The government’s efforts to deport Odeh have sent shock waves through communities in the United States and abroad that have been affected by her work, particularly in the Chicago neighborhoods where she launched a women’s arm of AAAN, growing the Arab Women’s Committee to a membership of 600 women who work together on political education and have “lobbied around immigration and public benefit policies,” according to one report on Odeh’s work.

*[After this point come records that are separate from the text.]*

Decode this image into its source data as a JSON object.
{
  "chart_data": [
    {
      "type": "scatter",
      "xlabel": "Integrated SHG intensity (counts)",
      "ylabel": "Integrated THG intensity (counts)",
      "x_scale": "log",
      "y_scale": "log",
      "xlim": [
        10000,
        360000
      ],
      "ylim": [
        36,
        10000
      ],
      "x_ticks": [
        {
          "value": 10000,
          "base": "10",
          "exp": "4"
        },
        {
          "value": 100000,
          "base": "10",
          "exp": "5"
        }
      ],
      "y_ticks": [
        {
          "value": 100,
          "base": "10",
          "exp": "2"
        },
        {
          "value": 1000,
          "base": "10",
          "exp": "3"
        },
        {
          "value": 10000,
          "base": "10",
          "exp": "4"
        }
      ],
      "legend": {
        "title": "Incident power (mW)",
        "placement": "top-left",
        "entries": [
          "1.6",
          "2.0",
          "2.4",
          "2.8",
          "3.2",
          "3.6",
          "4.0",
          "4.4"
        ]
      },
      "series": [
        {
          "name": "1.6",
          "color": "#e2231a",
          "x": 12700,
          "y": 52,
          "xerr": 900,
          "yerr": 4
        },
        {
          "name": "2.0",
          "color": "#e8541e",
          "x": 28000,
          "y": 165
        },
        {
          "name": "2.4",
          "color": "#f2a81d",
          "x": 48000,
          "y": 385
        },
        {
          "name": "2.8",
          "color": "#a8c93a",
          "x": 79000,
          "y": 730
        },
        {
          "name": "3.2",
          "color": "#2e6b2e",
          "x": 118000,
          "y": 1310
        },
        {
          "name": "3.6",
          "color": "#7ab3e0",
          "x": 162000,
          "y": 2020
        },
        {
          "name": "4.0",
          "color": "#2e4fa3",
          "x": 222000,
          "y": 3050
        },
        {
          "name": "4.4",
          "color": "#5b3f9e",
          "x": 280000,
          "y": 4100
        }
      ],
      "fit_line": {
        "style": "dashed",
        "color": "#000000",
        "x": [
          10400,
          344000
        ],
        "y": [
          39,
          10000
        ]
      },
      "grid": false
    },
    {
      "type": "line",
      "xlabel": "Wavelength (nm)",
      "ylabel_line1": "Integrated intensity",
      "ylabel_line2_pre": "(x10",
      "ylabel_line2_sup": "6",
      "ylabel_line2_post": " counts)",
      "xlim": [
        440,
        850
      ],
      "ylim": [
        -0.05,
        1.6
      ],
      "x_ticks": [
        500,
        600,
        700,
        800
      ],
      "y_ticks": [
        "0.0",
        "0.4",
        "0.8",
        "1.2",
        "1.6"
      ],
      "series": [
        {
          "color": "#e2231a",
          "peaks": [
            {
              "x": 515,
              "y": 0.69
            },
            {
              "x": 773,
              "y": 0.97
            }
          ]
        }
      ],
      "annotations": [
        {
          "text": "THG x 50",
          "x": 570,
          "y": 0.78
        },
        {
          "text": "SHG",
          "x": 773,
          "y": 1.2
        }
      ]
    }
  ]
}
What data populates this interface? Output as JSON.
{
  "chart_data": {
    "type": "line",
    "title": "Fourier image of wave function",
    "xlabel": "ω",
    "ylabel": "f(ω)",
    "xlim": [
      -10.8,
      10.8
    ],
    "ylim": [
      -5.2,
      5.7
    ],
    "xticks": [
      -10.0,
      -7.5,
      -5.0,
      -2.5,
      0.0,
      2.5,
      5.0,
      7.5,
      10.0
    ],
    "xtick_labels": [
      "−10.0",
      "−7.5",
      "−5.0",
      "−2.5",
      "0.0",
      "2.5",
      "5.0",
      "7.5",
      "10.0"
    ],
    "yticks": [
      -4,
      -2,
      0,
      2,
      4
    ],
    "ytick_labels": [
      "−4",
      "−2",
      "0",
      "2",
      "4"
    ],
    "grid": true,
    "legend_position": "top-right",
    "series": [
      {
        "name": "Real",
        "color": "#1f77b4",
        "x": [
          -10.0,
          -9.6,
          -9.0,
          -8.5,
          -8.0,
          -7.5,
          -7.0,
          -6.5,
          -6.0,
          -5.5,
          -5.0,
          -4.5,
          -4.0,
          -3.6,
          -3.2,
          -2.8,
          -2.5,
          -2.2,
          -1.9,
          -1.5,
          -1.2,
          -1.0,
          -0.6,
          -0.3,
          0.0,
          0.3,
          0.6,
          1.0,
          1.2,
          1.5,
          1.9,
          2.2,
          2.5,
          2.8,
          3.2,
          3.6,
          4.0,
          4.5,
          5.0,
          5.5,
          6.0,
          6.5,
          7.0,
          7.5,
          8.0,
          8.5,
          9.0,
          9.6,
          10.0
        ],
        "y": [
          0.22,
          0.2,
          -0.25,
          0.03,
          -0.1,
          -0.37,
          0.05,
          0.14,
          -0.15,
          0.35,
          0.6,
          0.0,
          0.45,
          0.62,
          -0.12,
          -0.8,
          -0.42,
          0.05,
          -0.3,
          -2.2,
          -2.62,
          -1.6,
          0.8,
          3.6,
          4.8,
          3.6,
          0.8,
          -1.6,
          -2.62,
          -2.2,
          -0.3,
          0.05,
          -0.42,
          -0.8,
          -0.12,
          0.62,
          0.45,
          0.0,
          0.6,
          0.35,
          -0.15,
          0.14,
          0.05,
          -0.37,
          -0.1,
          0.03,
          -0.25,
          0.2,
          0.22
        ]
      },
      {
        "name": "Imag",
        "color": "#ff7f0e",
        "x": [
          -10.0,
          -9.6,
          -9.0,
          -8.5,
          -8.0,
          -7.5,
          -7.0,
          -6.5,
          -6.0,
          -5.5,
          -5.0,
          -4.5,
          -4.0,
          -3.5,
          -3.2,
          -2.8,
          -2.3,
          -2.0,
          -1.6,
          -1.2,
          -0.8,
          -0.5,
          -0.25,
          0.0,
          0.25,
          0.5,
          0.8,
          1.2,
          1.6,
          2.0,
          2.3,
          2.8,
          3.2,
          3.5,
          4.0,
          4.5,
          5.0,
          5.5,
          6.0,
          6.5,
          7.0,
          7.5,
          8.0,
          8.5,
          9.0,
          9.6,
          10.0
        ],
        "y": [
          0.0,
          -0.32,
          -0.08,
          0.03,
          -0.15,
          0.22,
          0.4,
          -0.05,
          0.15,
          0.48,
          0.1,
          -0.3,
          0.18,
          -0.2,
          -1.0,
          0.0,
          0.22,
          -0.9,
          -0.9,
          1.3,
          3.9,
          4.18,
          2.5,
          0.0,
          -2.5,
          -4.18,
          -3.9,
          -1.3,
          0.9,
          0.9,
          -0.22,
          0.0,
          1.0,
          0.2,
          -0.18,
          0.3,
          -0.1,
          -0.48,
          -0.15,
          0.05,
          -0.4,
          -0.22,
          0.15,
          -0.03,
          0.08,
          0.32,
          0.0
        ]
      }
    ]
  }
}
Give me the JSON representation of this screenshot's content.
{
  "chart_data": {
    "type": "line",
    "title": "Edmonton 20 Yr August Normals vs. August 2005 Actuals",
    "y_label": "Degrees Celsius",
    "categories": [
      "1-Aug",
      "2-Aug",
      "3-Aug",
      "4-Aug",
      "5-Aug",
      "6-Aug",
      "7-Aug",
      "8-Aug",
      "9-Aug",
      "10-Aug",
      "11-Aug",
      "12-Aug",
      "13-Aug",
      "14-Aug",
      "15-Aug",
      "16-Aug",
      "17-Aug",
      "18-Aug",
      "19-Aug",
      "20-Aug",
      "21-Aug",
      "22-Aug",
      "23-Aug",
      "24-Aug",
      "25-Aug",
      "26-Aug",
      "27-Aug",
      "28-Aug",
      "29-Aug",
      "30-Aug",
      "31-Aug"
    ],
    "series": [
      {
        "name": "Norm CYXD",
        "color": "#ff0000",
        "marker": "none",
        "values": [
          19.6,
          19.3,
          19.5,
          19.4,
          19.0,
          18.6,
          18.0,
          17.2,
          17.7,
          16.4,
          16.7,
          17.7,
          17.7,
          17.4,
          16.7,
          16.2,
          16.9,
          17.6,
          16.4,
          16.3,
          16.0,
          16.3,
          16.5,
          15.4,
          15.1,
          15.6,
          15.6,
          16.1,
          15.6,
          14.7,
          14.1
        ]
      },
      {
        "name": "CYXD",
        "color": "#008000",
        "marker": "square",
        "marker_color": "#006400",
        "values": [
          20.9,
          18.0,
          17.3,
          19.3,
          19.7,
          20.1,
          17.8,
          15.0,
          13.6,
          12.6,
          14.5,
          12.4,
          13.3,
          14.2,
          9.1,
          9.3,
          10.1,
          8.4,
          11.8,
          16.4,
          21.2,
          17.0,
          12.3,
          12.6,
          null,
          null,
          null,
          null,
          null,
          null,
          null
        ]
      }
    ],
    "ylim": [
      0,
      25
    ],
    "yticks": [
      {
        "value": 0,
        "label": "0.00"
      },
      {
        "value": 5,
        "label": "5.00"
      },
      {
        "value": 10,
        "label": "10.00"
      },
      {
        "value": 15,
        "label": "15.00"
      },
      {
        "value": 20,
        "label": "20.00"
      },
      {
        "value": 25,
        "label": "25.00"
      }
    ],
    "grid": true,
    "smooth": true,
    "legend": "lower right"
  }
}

Nesreen Hasan, 28, is one Palestinian-American who took the bus from Chicago to support Odeh during the Cincinnati hearing. She told me that Odeh is a Palestinian feminist icon and that it’s Odeh who drew her to activism around Palestinian issues. “They disregard the work she’s done with women for 40 years,” Hasan said of the attacks on Odeh. “There’s this American stereotype that Arab women are backwards, and here they are prosecuting a woman who empowers other women.”